La velocità della lavorazione e il processo a freddo permettono anche di risparmiare energia. Si può definire quindi una tecnologia green?

Uno dei principali vantaggi è che la lavorazione avviene a freddo: il 90% dell’energia elettrica impiegata viene trasformata in forza meccanica, annullando le dispersioni termiche. Ci siamo convinti che potevamo fare un lavoro environmentally friendly limitando anche l’utilizzo della plastica per la lavorazione del metallo e a breve arriveremo a questa evoluzione.

Quali saranno, appunto, i prossimi sviluppi?

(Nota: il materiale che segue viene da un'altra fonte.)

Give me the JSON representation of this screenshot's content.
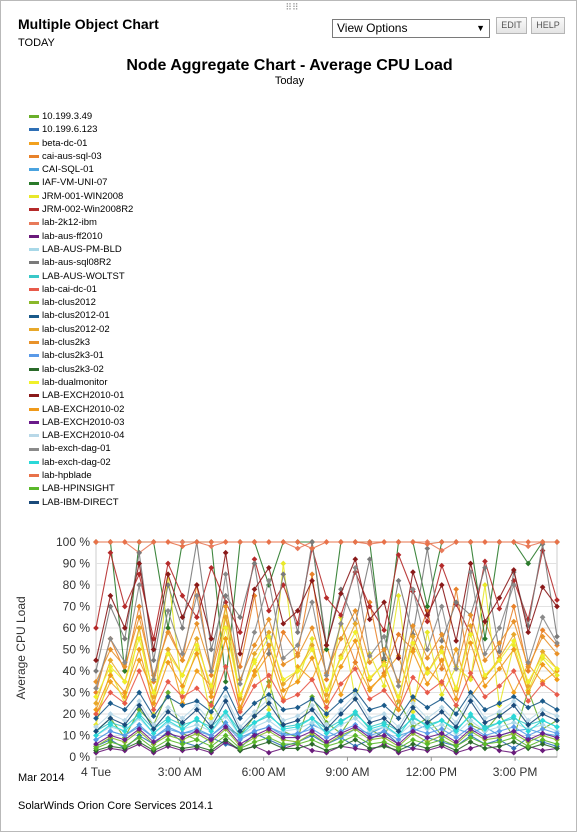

Continuiamo costantemente a lavorare per sviluppare la tecnologia; in questo momento stiamo progettando un’azione che dia l’impulso dall’interno. Questo permetterà di arrivare a lavorazioni ancora più precise con diametri ultra sottili. Pensiamo per un istante al settore orafo: possiamo lavorare fogli molto fini; gli orafi lavorano lastre di 0,4-0,5 millimetri, con la nostra tecnologia si potrebbe arrivare a 0,2. Ciò permetterà di ridurre la quantità di materiali preziosi usati, con una conseguente diminuzione dei costi per l’impresa, offrendo al mercato prezzi competitivi.

Lavorazione esempio

Parallelamente, siamo riusciti a sviluppare anche l’automazione di questo processo, che si adegua così alle esigenze delle aziende. In ambito Industria 4.0 la tecnologia diventa un fattore abilitante per una fabbrica interconnessa, intelligente e più performante, grazie ad una migliore collaborazione uomo-macchina. Smart Factory punta decisa sull’automazione flessibile per l’assemblaggio di ultima generazione e le nostre macchine possono ottenere certificazione di idoneità che garantisce a chi le adotta di poter agevolare degli incentivi fiscali di riferimento (Iperammortamento e Superammortamento).